Investors interested in stocks from the Medical - Drugs sector have probably already heard of Catalent (CTLT - Free Report) and Neurocrine Biosciences (NBIX - Free Report) . But which of these two stocks offers value investors a better bang for their buck right now? We'll need to take a closer look.
There are plenty of strategies for discovering value stocks, but we have found that pairing a strong Zacks Rank with an impressive grade in the Value category of our Style Scores system produces the best returns. The proven Zacks Rank emphasizes companies with positive estimate revision trends, and our Style Scores highlight stocks with specific traits.
Catalent has a Zacks Rank of #2 (Buy), while Neurocrine Biosciences has a Zacks Rank of #3 (Hold) right now. The Zacks Rank favors stocks that have recently seen positive revisions to their earnings estimates, so investors should rest assured that CTLT has an improving earnings outlook. But this is just one piece of the puzzle for value investors.
Value investors analyze a variety of traditional, tried-and-true metrics to help find companies that they believe are undervalued at their current share price levels.
Our Value category highlights undervalued companies by looking at a variety of key metrics, including the popular P/E ratio, as well as the P/S ratio, earnings yield, cash flow per share, and a variety of other fundamentals that have been used by value investors for years.

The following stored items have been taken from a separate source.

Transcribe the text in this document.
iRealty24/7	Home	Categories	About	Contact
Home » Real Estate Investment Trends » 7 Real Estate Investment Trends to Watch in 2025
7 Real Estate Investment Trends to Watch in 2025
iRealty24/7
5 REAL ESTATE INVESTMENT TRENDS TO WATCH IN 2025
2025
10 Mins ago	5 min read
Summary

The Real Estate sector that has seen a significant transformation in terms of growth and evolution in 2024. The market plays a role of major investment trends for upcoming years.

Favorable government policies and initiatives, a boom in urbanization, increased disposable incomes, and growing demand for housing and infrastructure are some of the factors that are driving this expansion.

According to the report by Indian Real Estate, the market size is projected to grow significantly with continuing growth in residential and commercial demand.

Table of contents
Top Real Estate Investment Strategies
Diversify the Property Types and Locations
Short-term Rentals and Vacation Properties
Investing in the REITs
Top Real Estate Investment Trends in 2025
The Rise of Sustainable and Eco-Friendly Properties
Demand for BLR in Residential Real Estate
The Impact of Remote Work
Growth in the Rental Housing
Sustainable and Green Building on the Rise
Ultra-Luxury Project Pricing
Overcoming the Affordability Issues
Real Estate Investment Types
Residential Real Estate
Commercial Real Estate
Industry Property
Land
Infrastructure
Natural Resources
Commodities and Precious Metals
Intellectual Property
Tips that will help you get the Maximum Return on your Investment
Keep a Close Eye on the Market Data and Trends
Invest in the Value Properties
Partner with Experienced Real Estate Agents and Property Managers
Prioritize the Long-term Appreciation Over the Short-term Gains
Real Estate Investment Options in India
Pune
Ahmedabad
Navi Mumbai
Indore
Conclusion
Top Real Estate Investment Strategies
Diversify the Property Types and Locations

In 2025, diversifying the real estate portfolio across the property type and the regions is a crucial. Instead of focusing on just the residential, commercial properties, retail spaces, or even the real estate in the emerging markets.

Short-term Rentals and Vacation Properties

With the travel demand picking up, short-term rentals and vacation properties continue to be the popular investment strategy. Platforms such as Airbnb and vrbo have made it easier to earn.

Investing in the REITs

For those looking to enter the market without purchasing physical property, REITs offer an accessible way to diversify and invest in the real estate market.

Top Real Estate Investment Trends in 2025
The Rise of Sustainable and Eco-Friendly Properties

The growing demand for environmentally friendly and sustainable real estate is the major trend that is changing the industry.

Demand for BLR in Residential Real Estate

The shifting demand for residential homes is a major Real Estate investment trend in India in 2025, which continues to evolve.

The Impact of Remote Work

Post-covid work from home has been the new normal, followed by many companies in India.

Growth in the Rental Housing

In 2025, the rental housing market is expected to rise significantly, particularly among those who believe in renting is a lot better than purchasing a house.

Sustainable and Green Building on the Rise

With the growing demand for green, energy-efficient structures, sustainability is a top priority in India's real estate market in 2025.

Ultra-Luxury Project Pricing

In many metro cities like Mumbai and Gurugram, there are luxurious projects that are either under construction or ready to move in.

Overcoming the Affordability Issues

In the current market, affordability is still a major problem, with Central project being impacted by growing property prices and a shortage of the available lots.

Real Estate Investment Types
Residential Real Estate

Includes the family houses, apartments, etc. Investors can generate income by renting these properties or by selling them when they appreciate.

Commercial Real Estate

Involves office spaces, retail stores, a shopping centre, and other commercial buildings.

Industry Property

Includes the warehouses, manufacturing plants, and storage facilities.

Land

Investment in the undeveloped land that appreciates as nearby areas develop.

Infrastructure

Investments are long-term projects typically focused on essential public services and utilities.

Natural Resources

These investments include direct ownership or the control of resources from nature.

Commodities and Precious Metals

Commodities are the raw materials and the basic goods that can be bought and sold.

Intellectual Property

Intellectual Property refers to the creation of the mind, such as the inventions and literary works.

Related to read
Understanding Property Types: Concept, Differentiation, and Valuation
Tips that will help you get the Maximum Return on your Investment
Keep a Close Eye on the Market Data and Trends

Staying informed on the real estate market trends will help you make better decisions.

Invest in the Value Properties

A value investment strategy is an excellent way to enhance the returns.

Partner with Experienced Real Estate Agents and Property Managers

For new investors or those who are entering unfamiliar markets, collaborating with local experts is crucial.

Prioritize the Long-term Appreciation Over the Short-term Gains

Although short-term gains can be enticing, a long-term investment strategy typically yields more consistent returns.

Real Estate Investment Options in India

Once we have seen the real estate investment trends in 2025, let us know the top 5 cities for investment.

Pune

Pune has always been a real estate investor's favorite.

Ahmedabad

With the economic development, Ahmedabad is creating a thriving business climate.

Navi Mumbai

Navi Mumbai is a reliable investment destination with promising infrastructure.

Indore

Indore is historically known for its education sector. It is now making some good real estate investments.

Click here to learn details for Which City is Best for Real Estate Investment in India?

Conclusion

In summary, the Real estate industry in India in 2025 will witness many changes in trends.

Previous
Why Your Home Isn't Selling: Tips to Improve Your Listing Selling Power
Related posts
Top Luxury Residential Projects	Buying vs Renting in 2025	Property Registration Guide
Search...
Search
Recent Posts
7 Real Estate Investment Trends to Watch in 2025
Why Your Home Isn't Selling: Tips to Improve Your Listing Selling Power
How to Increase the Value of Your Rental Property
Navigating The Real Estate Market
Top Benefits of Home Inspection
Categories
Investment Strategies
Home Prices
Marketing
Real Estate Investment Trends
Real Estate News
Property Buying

CTLT currently has a forward P/E ratio of 22.78, while NBIX has a forward P/E of 642.03. We also note that CTLT has a PEG ratio of 2.11. This popular metric is similar to the widely-known P/E ratio, with the difference being that the PEG ratio also takes into account the company's expected earnings growth rate. NBIX currently has a PEG ratio of 26.75.
Another notable valuation metric for CTLT is its P/B ratio of 3.90. The P/B is a method of comparing a stock's market value to its book value, which is defined as total assets minus total liabilities. By comparison, NBIX has a P/B of 15.65.
These are just a few of the metrics contributing to CTLT's Value grade of B and NBIX's Value grade of D.
CTLT stands above NBIX thanks to its solid earnings outlook, and based on these valuation figures, we also feel that CTLT is the superior value option right now.